アラスカ州知事、パイプライン建設に向けた動きが州議会で停滞する中、ガス不足のリスクを警告
アラスカ州のマイク・ダンリービー知事は木曜日、州の天然ガスパイプライン計画推進に必要な固定資産税改正案の審議を州議会が延期した決定に「深く失望している」と述べ、リスクとコストの増大を警告した。 ダンリービー知事はXへの投稿で、「アラスカ州は手頃な価格で安定した天然ガスが不足しつつある」と述べ、この不足問題は長年の放置によってさらに深刻化していると指摘した。 知事は、この改正案の延期は、州内の家庭や主要機関、軍事施設、学校、病院、大学、そして安定した手頃な価格のエネルギーに依存する企業などに影響を与える可能性があると述べた。 「安定した手頃な価格のエネルギーは、アラスカ州の経済安定と生活の質にとって不可欠だ」とダンリービー知事は述べ、延期は「リスクを高め、コストを増加させ、将来の選択肢を制限する」と付け加えた。 ダンリービー知事はまた、大規模インフラプロジェクトには確実性と継続的な取り組みが必要であるため、州議会の決定はアラスカ州、米国、そして海外への投資家の信頼を損なう可能性があると警告した。 ダンリービー知事は、「アラスカ天然ガスパイプライン計画を推進するため、あらゆる実現可能な選択肢を追求し続ける」と述べ、信頼性が高く手頃な価格のエネルギーは、経済的に不可欠であると同時に、現在および将来の世代に対する責任でもあると強調した。 アラスカLNG計画は、国内消費向けのガス供給を拡大するとともに、アジアへのLNG輸出を支援することを目的としている。
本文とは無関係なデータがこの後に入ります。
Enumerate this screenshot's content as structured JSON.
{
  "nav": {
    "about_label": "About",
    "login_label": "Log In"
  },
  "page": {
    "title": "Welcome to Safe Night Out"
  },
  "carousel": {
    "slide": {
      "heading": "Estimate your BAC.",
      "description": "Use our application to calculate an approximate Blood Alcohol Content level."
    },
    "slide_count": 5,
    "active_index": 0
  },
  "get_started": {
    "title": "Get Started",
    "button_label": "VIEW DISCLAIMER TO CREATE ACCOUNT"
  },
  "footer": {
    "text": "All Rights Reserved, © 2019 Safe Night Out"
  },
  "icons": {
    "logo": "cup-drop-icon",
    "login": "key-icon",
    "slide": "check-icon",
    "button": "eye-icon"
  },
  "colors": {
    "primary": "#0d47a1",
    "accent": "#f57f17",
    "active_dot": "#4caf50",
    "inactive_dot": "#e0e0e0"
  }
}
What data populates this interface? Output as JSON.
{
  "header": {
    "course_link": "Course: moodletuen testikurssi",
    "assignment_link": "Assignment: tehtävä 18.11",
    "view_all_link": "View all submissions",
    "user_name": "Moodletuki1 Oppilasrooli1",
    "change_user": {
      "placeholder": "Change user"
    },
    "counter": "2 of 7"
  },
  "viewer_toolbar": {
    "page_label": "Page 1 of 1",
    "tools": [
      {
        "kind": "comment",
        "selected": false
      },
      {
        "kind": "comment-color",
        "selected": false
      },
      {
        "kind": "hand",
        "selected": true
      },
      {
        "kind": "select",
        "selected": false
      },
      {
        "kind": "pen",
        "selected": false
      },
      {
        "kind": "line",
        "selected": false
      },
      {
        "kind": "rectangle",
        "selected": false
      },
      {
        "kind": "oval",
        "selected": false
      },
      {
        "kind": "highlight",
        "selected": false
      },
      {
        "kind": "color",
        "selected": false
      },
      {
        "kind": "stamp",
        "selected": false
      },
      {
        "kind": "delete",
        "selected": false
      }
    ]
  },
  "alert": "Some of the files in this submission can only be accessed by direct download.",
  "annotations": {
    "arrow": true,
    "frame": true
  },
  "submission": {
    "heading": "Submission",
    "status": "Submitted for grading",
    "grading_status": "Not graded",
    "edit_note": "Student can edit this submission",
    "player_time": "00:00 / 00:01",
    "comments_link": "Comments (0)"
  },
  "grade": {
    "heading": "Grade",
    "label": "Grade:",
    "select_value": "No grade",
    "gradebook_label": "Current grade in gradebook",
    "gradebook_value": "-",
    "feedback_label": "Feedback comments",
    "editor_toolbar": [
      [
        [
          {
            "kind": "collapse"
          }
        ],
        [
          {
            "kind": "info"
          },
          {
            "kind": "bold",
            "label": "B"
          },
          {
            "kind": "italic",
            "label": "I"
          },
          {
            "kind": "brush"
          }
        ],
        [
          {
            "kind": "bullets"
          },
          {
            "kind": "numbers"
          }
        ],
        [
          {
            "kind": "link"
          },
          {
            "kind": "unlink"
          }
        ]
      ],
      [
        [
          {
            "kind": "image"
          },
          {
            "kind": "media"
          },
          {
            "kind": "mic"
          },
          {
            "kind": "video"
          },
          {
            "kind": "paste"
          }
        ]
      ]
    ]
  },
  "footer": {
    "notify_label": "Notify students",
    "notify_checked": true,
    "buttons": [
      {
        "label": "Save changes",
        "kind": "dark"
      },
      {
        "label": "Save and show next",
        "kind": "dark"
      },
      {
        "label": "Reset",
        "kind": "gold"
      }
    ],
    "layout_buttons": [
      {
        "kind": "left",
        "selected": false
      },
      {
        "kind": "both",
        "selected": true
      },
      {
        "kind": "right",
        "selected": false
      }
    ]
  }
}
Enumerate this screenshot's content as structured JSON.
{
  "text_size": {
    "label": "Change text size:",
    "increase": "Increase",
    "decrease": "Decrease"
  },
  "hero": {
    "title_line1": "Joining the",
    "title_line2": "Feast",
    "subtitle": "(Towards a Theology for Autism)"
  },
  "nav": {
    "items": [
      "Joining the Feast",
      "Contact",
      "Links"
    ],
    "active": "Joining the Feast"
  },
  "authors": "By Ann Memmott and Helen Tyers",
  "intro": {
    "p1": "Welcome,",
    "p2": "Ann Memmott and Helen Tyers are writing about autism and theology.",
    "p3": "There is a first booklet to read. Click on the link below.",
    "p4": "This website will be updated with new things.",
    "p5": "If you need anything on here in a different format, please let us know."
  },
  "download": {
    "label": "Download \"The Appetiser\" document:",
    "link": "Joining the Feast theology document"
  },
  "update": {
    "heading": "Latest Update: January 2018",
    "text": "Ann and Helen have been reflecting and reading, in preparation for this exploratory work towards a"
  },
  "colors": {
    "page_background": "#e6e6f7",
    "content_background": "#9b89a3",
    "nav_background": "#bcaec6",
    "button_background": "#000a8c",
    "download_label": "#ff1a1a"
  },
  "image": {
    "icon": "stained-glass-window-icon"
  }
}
ロイター通信の報道によると、日本のJERAと東京ガスは、合わせて年間200万トンのガスを購入する予備契約を締結しており、同計画は年間2000万トンの輸出を目指している。 KTUUの報道によると、ダンリービー知事は議員に対し、8月20日に再招集して法案の採決を行うよう求めているという。 ホワイトハウスと米国エネルギー省は、のコメント要請にすぐには応じなかった。